XMetaL actually defaults to using numbered entities in the XML and will use those unless a named entity is defined in your DTD (but various settings can also come in to play). However, it looks like you are authoring DITA, and the only named entity in DITA (which people should actually be avoiding now) is nbsp. That means that if XMetaL is inserting entities into your documents (and normally it should not be) they would be inserted as numbered character references in hex form.

In either case, the encoding for your XML files needs to be something less robust than UTF-8 (the default) or UTF-16 in order for entities to be inserted into the XML (most likely US-ASCII for the characters in question as LATIN1 / ISO-8859-1 supports German characters). If an encoding supports a character (and UTF-8 supports these) then it will save the character as the character and not as a numbered entity (and named entities need to be defined, as previously stated).

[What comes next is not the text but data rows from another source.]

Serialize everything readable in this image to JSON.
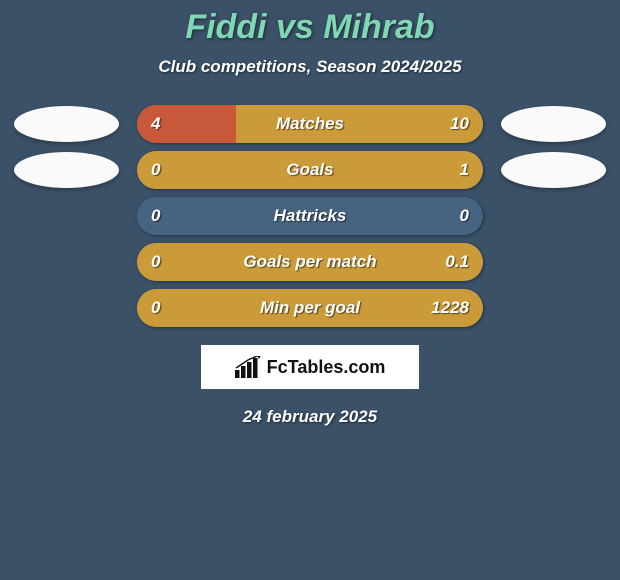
{
  "title": "Fiddi vs Mihrab",
  "title_color": "#7dd8b3",
  "title_fontsize": 34,
  "subtitle": "Club competitions, Season 2024/2025",
  "subtitle_color": "#ffffff",
  "subtitle_fontsize": 17,
  "background_color": "#3b5168",
  "left_color": "#c7583a",
  "right_color": "#cb9b3a",
  "neutral_color": "#46637f",
  "rows": [
    {
      "label": "Matches",
      "left": "4",
      "right": "10",
      "left_pct": 28.57,
      "right_pct": 71.43,
      "show_avatars": true
    },
    {
      "label": "Goals",
      "left": "0",
      "right": "1",
      "left_pct": 0,
      "right_pct": 100,
      "show_avatars": true
    },
    {
      "label": "Hattricks",
      "left": "0",
      "right": "0",
      "left_pct": 0,
      "right_pct": 0,
      "show_avatars": false
    },
    {
      "label": "Goals per match",
      "left": "0",
      "right": "0.1",
      "left_pct": 0,
      "right_pct": 100,
      "show_avatars": false
    },
    {
      "label": "Min per goal",
      "left": "0",
      "right": "1228",
      "left_pct": 0,
      "right_pct": 100,
      "show_avatars": false
    }
  ],
  "logo_text_a": "Fc",
  "logo_text_b": "Tables.com",
  "date": "24 february 2025"
}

I think we'll need to see some test files to see if we can reproduced this. The more information you can provide about the setup the better. The most likely cause for issues here would be where the files are being written to / stored. If a CMS or anything else but a Windows file system is involved I'd start looking there for issues first.

Or perhaps the issue is with the DITA Open Toolkit. I'm not aware of anything that sounds like this but that is possible. In that case the XML files themselves (and XMetaL Author Enterprise) are also likely not the cause — the XML itself might be fine — but the DITA OT or modifications to it might being doing this.